Saat dihubungi oleh Hot News pada hari Senin, juru bicara rumah sakit mengatakan: “Kami tidak menganggap kasus ini sebagai kasus lembur dan akan berhenti mengomentari hal ini di masa mendatang.”

Banyak kasus kerja berlebihan yang menjadi berita utama nasional dan global selama bertahun-tahun – misalnya, pejabat Jepang menyimpulkan pada tahun 2017 bahwa seorang reporter politik berusia 31 tahun, yang meninggal pada tahun 2013, menderita gagal jantung karena bekerja dalam waktu yang lama. Dia bekerja lembur 159 jam di bulan sebelum kematiannya, menurut NHK.

Permasalahan ini terutama masih terasa di sektor kesehatan. Sebuah studi pada tahun 2016 menemukan bahwa lebih dari seperempat dokter rumah sakit penuh waktu bekerja hingga 60 jam per minggu, sementara 5% bekerja hingga 90 jam dan 2,3% bekerja hingga 100 jam.

Laporan lain, yang dirilis tahun ini oleh Association of Japanese Medical Colleges, menemukan bahwa lebih dari 34% dokter berhak atas “tingkat jam lembur khusus yang melebihi batas atas 960 jam per tahun.”

Reformasi undang-undang ketenagakerjaan dan peraturan lembur pada tahun 2018 hanya menunjukkan sedikit kemajuan, dan tahun lalu pemerintah melaporkan bahwa rata-rata jumlah jam kerja tahunan per karyawan “secara bertahap menurun”. Namun, meski jumlah jam kerja sebenarnya menurun, jam lembur bervariasi dari tahun ke tahun, tambahnya.

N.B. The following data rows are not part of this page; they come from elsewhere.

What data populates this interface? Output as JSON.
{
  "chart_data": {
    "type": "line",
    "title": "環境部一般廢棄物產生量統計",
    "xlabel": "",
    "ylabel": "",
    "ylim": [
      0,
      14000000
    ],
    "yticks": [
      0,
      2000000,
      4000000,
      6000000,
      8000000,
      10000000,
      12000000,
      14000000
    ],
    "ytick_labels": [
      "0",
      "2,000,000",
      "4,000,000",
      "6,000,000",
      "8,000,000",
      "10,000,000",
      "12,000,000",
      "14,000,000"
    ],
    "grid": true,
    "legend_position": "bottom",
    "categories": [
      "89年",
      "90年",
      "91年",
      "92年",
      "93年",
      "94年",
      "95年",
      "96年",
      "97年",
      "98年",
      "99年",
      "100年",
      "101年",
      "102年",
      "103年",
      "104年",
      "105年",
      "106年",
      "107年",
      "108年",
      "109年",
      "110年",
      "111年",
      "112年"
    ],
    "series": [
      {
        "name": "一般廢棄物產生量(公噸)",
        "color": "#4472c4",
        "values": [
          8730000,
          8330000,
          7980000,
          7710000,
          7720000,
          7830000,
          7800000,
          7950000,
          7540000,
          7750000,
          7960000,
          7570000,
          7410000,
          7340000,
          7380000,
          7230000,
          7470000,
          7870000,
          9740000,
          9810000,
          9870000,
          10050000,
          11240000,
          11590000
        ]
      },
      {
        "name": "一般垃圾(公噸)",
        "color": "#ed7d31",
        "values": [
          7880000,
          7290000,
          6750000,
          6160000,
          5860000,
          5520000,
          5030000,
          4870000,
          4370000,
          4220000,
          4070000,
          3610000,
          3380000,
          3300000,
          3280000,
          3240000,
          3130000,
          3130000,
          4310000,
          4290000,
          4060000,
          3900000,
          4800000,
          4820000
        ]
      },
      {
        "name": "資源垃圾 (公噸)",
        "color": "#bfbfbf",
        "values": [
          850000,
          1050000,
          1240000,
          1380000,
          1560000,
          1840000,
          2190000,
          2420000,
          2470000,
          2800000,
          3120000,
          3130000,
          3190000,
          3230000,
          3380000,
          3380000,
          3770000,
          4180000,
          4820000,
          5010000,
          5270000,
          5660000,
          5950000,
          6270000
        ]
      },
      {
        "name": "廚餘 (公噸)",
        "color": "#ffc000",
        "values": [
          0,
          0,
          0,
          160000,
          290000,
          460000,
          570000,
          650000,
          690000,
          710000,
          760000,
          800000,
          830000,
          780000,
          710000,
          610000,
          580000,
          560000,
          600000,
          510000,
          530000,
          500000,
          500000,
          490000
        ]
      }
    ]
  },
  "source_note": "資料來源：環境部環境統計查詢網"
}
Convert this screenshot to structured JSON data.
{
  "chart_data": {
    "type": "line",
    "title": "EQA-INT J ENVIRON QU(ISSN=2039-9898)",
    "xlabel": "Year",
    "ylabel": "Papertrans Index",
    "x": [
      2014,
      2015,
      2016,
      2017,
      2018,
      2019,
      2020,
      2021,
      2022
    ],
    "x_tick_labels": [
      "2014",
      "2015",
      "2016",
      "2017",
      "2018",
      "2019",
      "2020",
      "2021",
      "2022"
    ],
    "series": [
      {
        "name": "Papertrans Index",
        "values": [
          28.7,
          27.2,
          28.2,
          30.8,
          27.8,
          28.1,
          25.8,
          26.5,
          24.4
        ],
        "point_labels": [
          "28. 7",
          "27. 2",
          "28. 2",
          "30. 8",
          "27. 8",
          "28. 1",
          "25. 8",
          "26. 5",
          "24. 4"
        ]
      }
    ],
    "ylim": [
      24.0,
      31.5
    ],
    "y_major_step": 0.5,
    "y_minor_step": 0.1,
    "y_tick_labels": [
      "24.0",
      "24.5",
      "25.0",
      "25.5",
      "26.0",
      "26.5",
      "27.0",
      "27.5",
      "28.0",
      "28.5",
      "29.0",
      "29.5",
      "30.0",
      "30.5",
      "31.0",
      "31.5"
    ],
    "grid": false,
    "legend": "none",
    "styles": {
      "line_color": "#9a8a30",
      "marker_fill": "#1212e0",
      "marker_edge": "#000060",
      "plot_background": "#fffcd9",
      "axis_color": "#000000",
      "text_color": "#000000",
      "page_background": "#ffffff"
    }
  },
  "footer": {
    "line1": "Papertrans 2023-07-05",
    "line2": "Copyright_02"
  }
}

Sebuah tragedi menyelimuti keluarga Jepang ketika dokter muda itu memilih mengakhiri hidupnya. Keputusan tragis ini mengguncang banyak orang dan menegaskan perlunya lebih banyak dukungan mental dan sosial bagi anggota masyarakat yang menderita. Mari kita berkomitmen untuk saling mendengarkan dan membantu, menjaga kesehatan mental setiap individu dalam keluarga Jepang, dan di seluruh dunia.